Friendica: Worker queue is exploding

Created on 5 May 2020 · 47Comments · Source: friendica/friendica

Expected behavior

My worker queue normally oscillates between 0 and 4000 entries.

Actual behavior

After pulling the latest changes it is exploding. Currently it has grown in less than 40 minutes to a number of 54000 queued messages. Database structure update 1346 was successfully applied. According to the log the postupdate 1345 is currently running.

These queued jobs seem to be like this one:
Delivery: wall-new: 65885532: 439833 2020-05-05 21:39:46 20

Looks like there are around 10 new entries per second added to the queue. All of them are Delivery: wall-new. It's like a loop or that old stuff is re-added to the queue. I have not seen such a behavior in a very, very long time.

Other stuff I see: Thousands and thousands of these warnings/notices I reported here and here.
But this started before I pulled the latest PRs. But maybe there is a correlation.

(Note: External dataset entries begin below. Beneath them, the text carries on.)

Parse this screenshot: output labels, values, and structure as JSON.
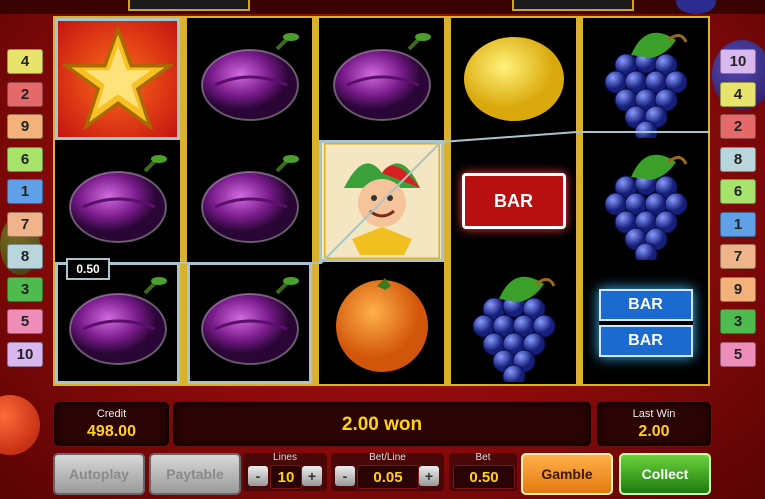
{
  "line_numbers_left": [
    "4",
    "2",
    "9",
    "6",
    "1",
    "7",
    "8",
    "3",
    "5",
    "10"
  ],
  "line_numbers_right": [
    "10",
    "4",
    "2",
    "8",
    "6",
    "1",
    "7",
    "9",
    "3",
    "5"
  ],
  "line_colors": {
    "1": "#5fa0e6",
    "2": "#e46a6a",
    "3": "#4dbb4d",
    "4": "#e8e36a",
    "5": "#ef8db9",
    "6": "#a6e36a",
    "7": "#f0b48a",
    "8": "#b9d6dd",
    "9": "#f2b27a",
    "10": "#d9b8f0"
  },
  "reels": [
    [
      "star",
      "plum",
      "plum"
    ],
    [
      "plum",
      "plum",
      "plum"
    ],
    [
      "plum",
      "joker",
      "orange"
    ],
    [
      "lemon",
      "bar-red",
      "grapes"
    ],
    [
      "grapes",
      "grapes",
      "bar-double"
    ]
  ],
  "win_line_value": "0.50",
  "info": {
    "credit_label": "Credit",
    "credit_value": "498.00",
    "message": "2.00 won",
    "last_win_label": "Last Win",
    "last_win_value": "2.00"
  },
  "controls": {
    "autoplay_label": "Autoplay",
    "paytable_label": "Paytable",
    "lines_label": "Lines",
    "lines_value": "10",
    "bet_line_label": "Bet/Line",
    "bet_line_value": "0.05",
    "bet_label": "Bet",
    "bet_value": "0.50",
    "gamble_label": "Gamble",
    "collect_label": "Collect",
    "minus": "-",
    "plus": "+"
  },
  "symbols": {
    "bar_text": "BAR"
  }
}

Also around 4000 DB errors because of duplicate errors:
DB Error {"code":1062,"error":"Duplicate entry '1952795' for key 'PRIMARY'","callstack":"Database::insert, DBA::insert, PostUpdate::update1345, PostUpdate::update, CronJobs::execute, Worker::execFunction, Worker::execute, Worker::processQueue","params":"INSERT INTO `post-delivery-data` (`uri-id`, `postopts`, `inform`, `queue_count`, `queue_done`, `activitypub`, `dfrn`, `diaspora`, `ostatus`, `legacy_dfrn`, `queue_failed`) VALUES (1952795, 'twitter', '', 0, 0, 0, 0, 0, 0, 0, 0)"} - {"file":"Database.php","line":736,"function":"e","uid":"7407c3","process_id":20492}

Friendica version you encountered the problem

2020.06-dev commit f7a45e41534c392b51fd07bd7cd4d3c969d75228

Friendica source (git, zip)

git

PHP version

7.3

SQL version

10.3 MariaDB

Bug

Source

AlfredSK

Most helpful comment

When I've been trying to park a car for 48 hours, I will - at some point - take into consideration that the wall is a solution. :-)

AlfredSK on 7 May 2020

😄2

All 47 comments

The duplicated entries for the post-delivery-data aren't no issue - but annoying. The other stuff I will have a look at.

annando on 5 May 2020

👍1

@annando Are these worker queue entries deliveries from my server to others. Or are they deliveries to my server. I'm concerned that I'm flooding other servers with that stuff.

AlfredSK on 5 May 2020

For the workerqueue stuff: I really don't know where this comes from. At first I will have a look at the other messages.

annando on 5 May 2020

❤1

The queue seems to go down slowly now. Down to 40000 at the moment. :-)

AlfredSK on 5 May 2020

PR for the warning, notice and DB Error is done: https://github.com/friendica/friendica/pull/8587

annando on 5 May 2020

Thank you. Postupdate 1345 is done. Queue continues to go down... (29000).

AlfredSK on 5 May 2020

The warnings and notices are fixed. The db errors are gone, too. So, I tend to close this issue.
But my queue is still very long. This morning it was over 100000. :-/ At the moment it's at around 80000 queued jobs.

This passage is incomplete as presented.